Утром она вставала рано, делала пробежку, купалась в речке и в ожидании съемочной группы проверяла счета, осматривала сделанное, каждый раз находя недостатки. Съемочная группа добиралась из Москвы не раньше десяти утра, снимать начинали ближе к полудню. Тогда она ускорила темп ремонта еще нескольких номеров, в которых разместили Режиссера, оператора и актеров, снимавшихся каждый день. Осветителей разместили в соседней деревне.
Теперь завтрак готовили к восьми утра и в девять уже начинали снимать. Пять сэкономленных съемочных смен выливались в солидную сумму в долларах. Теперь после съемок она объезжала такие же разрушенные санатории, где скупала по бросовым ценам стулья, столы, диваны. Наняла нескольких деревенских плотников, устроила мастерскую по ремонту и обеспечила свой будущий пансионат старомодной, но вполне приличной, добротной мебелью. Пусть старомодность станет стилем, решила она.
Еду на съемочную группу готовили повара санатория. Они охотно вернулись на свои прежние места на кухне. Врач и медицинские сестры, которые несколько лет уже сидели без работы, занимаясь огородами, не могли дождаться, когда можно будет снова выйти на работу. Но пока срочно требовалось нанять профессиональных охранников: она обнаружила пропажу отреставрированного «сталинского» дивана, который она наметила поставить в холле пансионата. Всю прочную и громоздкую мебель пятидесятых годов прошлого столетия, которой обставлялись санатории и дома отдыха, она называла сталинской.

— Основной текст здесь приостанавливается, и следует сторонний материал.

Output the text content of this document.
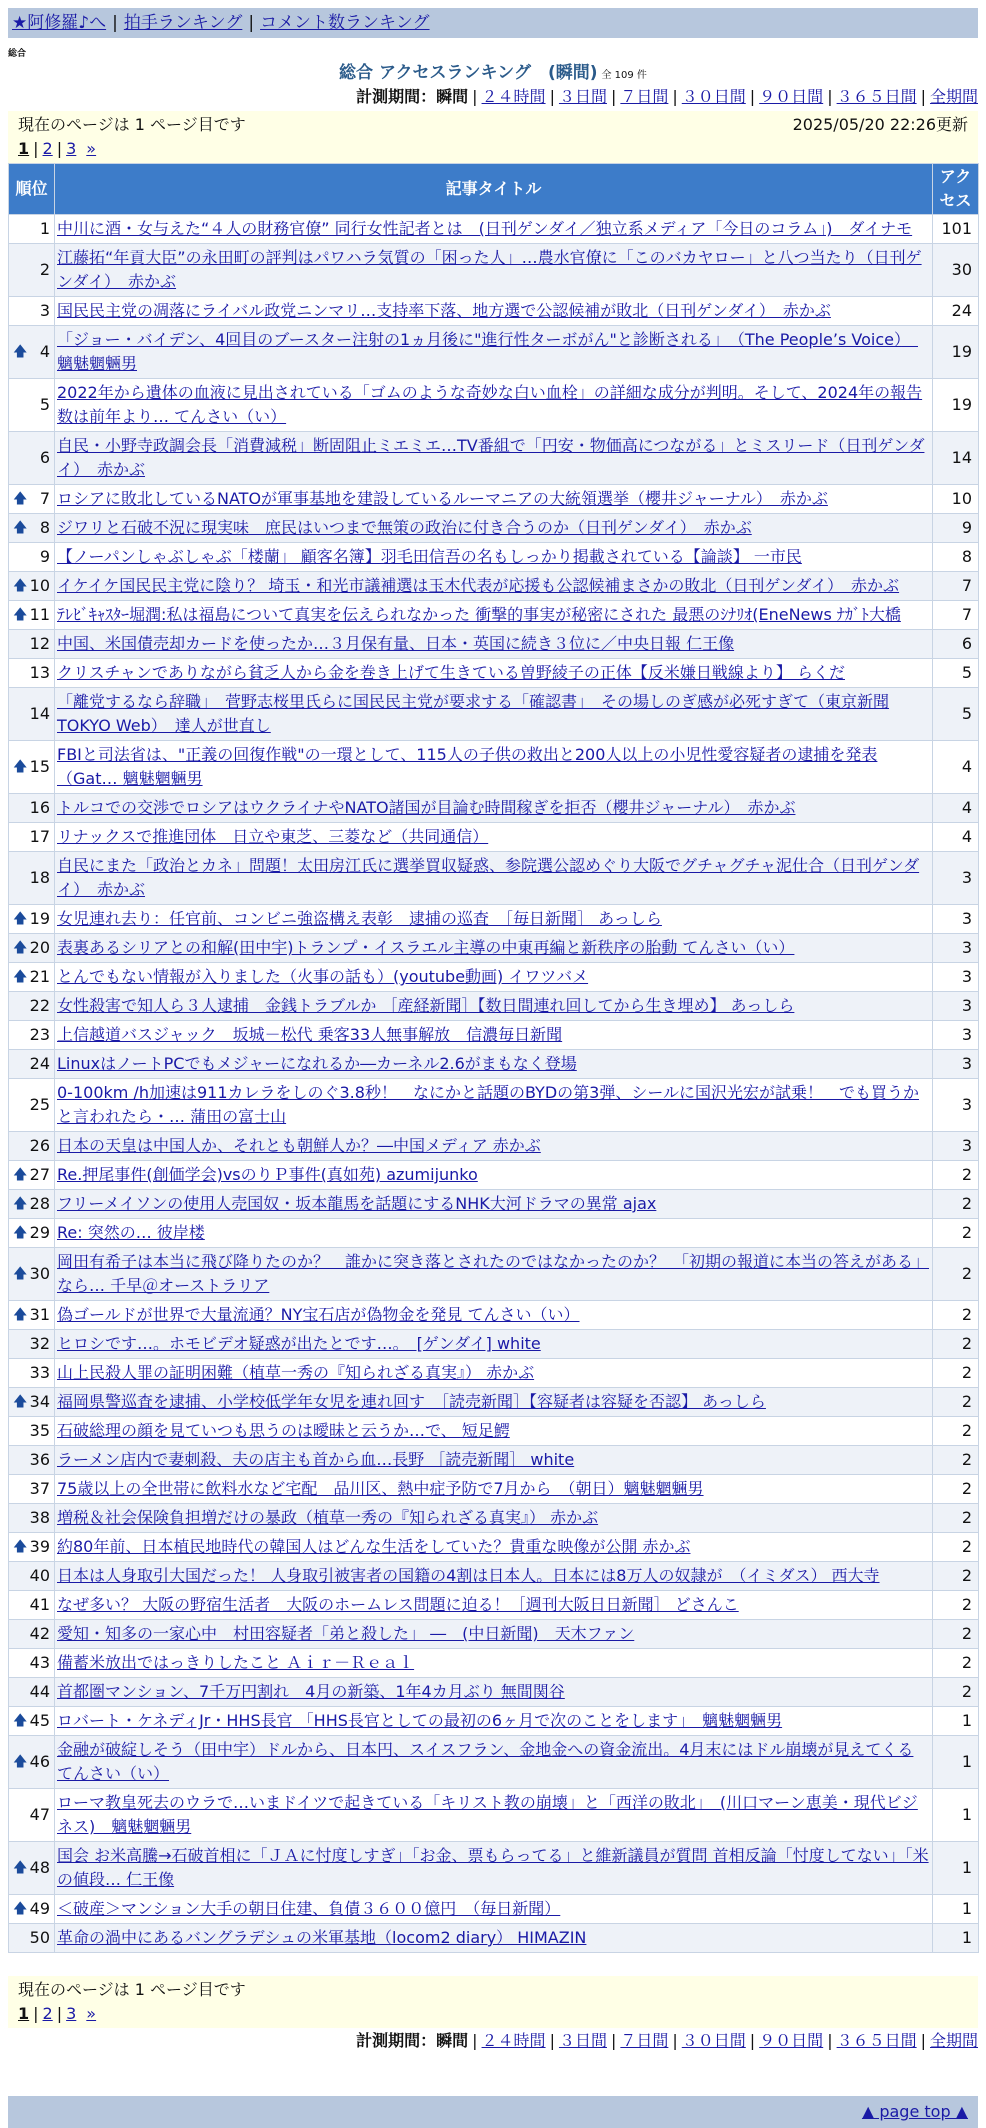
★阿修羅♪へ | 拍手ランキング | コメント数ランキング
総合
総合 アクセスランキング　(瞬間) 全 109 件
計測期間：瞬間 | ２４時間 | ３日間 | ７日間 | ３０日間 | ９０日間 | ３６５日間 | 全期間
現在のページは 1 ページ目です	2025/05/20 22:26更新
1 | 2 | 3 »
順位	記事タイトル	アクセス
1	中川に酒・女与えた“４人の財務官僚” 同行女性記者とは　(日刊ゲンダイ／独立系メディア「今日のコラム」)　ダイナモ	101
2	江藤拓“年貢大臣”の永田町の評判はパワハラ気質の「困った人」…農水官僚に「このバカヤロー」と八つ当たり（日刊ゲンダイ）　赤かぶ	30
3	国民民主党の凋落にライバル政党ニンマリ…支持率下落、地方選で公認候補が敗北（日刊ゲンダイ）　赤かぶ	24

🡅 4	「ジョー・バイデン、4回目のブースター注射の1ヵ月後に"進行性ターボがん"と診断される」　（The People’s Voice）　魑魅魍魎男	19
5	2022年から遺体の血液に見出されている「ゴムのような奇妙な白い血栓」の詳細な成分が判明。そして、2024年の報告数は前年より… てんさい（い）	19
6	自民・小野寺政調会長「消費減税」断固阻止ミエミエ…TV番組で「円安・物価高につながる」とミスリード（日刊ゲンダイ）　赤かぶ	14

🡅 7	ロシアに敗北しているNATOが軍事基地を建設しているルーマニアの大統領選挙（櫻井ジャーナル）　赤かぶ	10

🡅 8	ジワリと石破不況に現実味　庶民はいつまで無策の政治に付き合うのか（日刊ゲンダイ）　赤かぶ	9
9	【ノーパンしゃぶしゃぶ「楼蘭」 顧客名簿】羽毛田信吾の名もしっかり掲載されている【論談】 一市民	8

🡅 10	イケイケ国民民主党に陰り？ 埼玉・和光市議補選は玉木代表が応援も公認候補まさかの敗北（日刊ゲンダイ）　赤かぶ	7

🡅 11	ﾃﾚﾋﾞｷｬｽﾀｰ堀潤:私は福島について真実を伝えられなかった 衝撃的事実が秘密にされた 最悪のｼﾅﾘｵ(EneNews ﾅｶﾞﾄ大橋	7
12	中国、米国債売却カードを使ったか…３月保有量、日本・英国に続き３位に／中央日報 仁王像	6
13	クリスチャンでありながら貧乏人から金を巻き上げて生きている曽野綾子の正体【反米嫌日戦線より】 らくだ	5
14	「離党するなら辞職」　菅野志桜里氏らに国民民主党が要求する「確認書」　その場しのぎ感が必死すぎて（東京新聞TOKYO Web）　達人が世直し	5

🡅 15	FBIと司法省は、"正義の回復作戦"の一環として、115人の子供の救出と200人以上の小児性愛容疑者の逮捕を発表（Gat… 魑魅魍魎男	4
16	トルコでの交渉でロシアはウクライナやNATO諸国が目論む時間稼ぎを拒否（櫻井ジャーナル）　赤かぶ	4
17	リナックスで推進団体　日立や東芝、三菱など（共同通信）	4
18	自民にまた「政治とカネ」問題！太田房江氏に選挙買収疑惑、参院選公認めぐり大阪でグチャグチャ泥仕合（日刊ゲンダイ）　赤かぶ	3

🡅 19	女児連れ去り：任官前、コンビニ強盗構え表彰　逮捕の巡査　［毎日新聞］ あっしら	3

🡅 20	表裏あるシリアとの和解(田中宇)トランプ・イスラエル主導の中東再編と新秩序の胎動 てんさい（い）	3

🡅 21	とんでもない情報が入りました（火事の話も）(youtube動画) イワツバメ	3
22	女性殺害で知人ら３人逮捕　金銭トラブルか ［産経新聞］【数日間連れ回してから生き埋め】 あっしら	3
23	上信越道バスジャック　坂城－松代 乗客33人無事解放　信濃毎日新聞	3
24	LinuxはノートPCでもメジャーになれるか―カーネル2.6がまもなく登場	3
25	0-100km /h加速は911カレラをしのぐ3.8秒！　なにかと話題のBYDの第3弾、シールに国沢光宏が試乗！　でも買うかと言われたら・… 蒲田の富士山	3
26	日本の天皇は中国人か、それとも朝鮮人か？―中国メディア 赤かぶ	3

🡅 27	Re.押尾事件(創価学会)vsのりＰ事件(真如苑) azumijunko	2

🡅 28	フリーメイソンの使用人売国奴・坂本龍馬を話題にするNHK大河ドラマの異常 ajax	2

🡅 29	Re: 突然の… 彼岸楼	2

🡅 30	岡田有希子は本当に飛び降りたのか？　誰かに突き落とされたのではなかったのか？　「初期の報道に本当の答えがある」なら… 千早＠オーストラリア	2

🡅 31	偽ゴールドが世界で大量流通？NY宝石店が偽物金を発見 てんさい（い）	2
32	ヒロシです…。ホモビデオ疑惑が出たとです…。　[ゲンダイ] white	2
33	山上民殺人罪の証明困難（植草一秀の『知られざる真実』） 赤かぶ	2

🡅 34	福岡県警巡査を逮捕、小学校低学年女児を連れ回す　［読売新聞］【容疑者は容疑を否認】 あっしら	2
35	石破総理の顔を見ていつも思うのは曖昧と云うか…で、 短足鰐	2
36	ラーメン店内で妻刺殺、夫の店主も首から血…長野 ［読売新聞］ white	2
37	75歳以上の全世帯に飲料水など宅配　品川区、熱中症予防で7月から　（朝日）魑魅魍魎男	2
38	増税＆社会保険負担増だけの暴政（植草一秀の『知られざる真実』） 赤かぶ	2

🡅 39	約80年前、日本植民地時代の韓国人はどんな生活をしていた？貴重な映像が公開 赤かぶ	2
40	日本は人身取引大国だった！ 人身取引被害者の国籍の4割は日本人。日本には8万人の奴隷が　（イミダス） 西大寺	2
41	なぜ多い？ 大阪の野宿生活者　大阪のホームレス問題に迫る！［週刊大阪日日新聞］ どさんこ	2
42	愛知・知多の一家心中　村田容疑者「弟と殺した」 ―　(中日新聞)　天木ファン	2
43	備蓄米放出ではっきりしたこと Ａｉｒ－Ｒｅａｌ	2
44	首都圏マンション、7千万円割れ　4月の新築、1年4カ月ぶり 無間関谷	2

🡅 45	ロバート・ケネディJr・HHS長官 「HHS長官としての最初の6ヶ月で次のことをします」　魑魅魍魎男	1

🡅 46	金融が破綻しそう（田中宇）ドルから、日本円、スイスフラン、金地金への資金流出。4月末にはドル崩壊が見えてくる てんさい（い）	1
47	ローマ教皇死去のウラで…いまドイツで起きている「キリスト教の崩壊」と「西洋の敗北」　(川口マーン恵美・現代ビジネス)　魑魅魍魎男	1

🡅 48	国会 お米高騰→石破首相に「ＪＡに忖度しすぎ」「お金、票もらってる」と維新議員が質問 首相反論「忖度してない」「米の値段… 仁王像	1

🡅 49	＜破産＞マンション大手の朝日住建、負債３６００億円　（毎日新聞）	1
50	革命の渦中にあるバングラデシュの米軍基地（locom2 diary） HIMAZIN	1
現在のページは 1 ページ目です
1 | 2 | 3 »
計測期間：瞬間 | ２４時間 | ３日間 | ７日間 | ３０日間 | ９０日間 | ３６５日間 | 全期間
▲ page top ▲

Охраняли будущий пансионат три местные старухи, через две ночи на третью.
— Нужна профессиональная охрана, — сказала она директору съемочной группы.
— С этим трудно, — ответил директор. — Здесь не Москва, охранных агентств нет.
— Уволю, как только найду замену, — решила она окончательно. — Зачем нужен работник, который грузит проблемами, которые сам должен снимать.
— Поищи демобилизованных офицеров в соседних деревнях.
— Откуда офицеры в деревнях? — удивился директор.
— Многие ушедшие из армии офицеры оказались без квартир и вернулись к родителям в деревни в ожидании жилищных сертификатов, которые они ждут иногда по нескольку лет.
— Оформлять на работу? — спросил директор.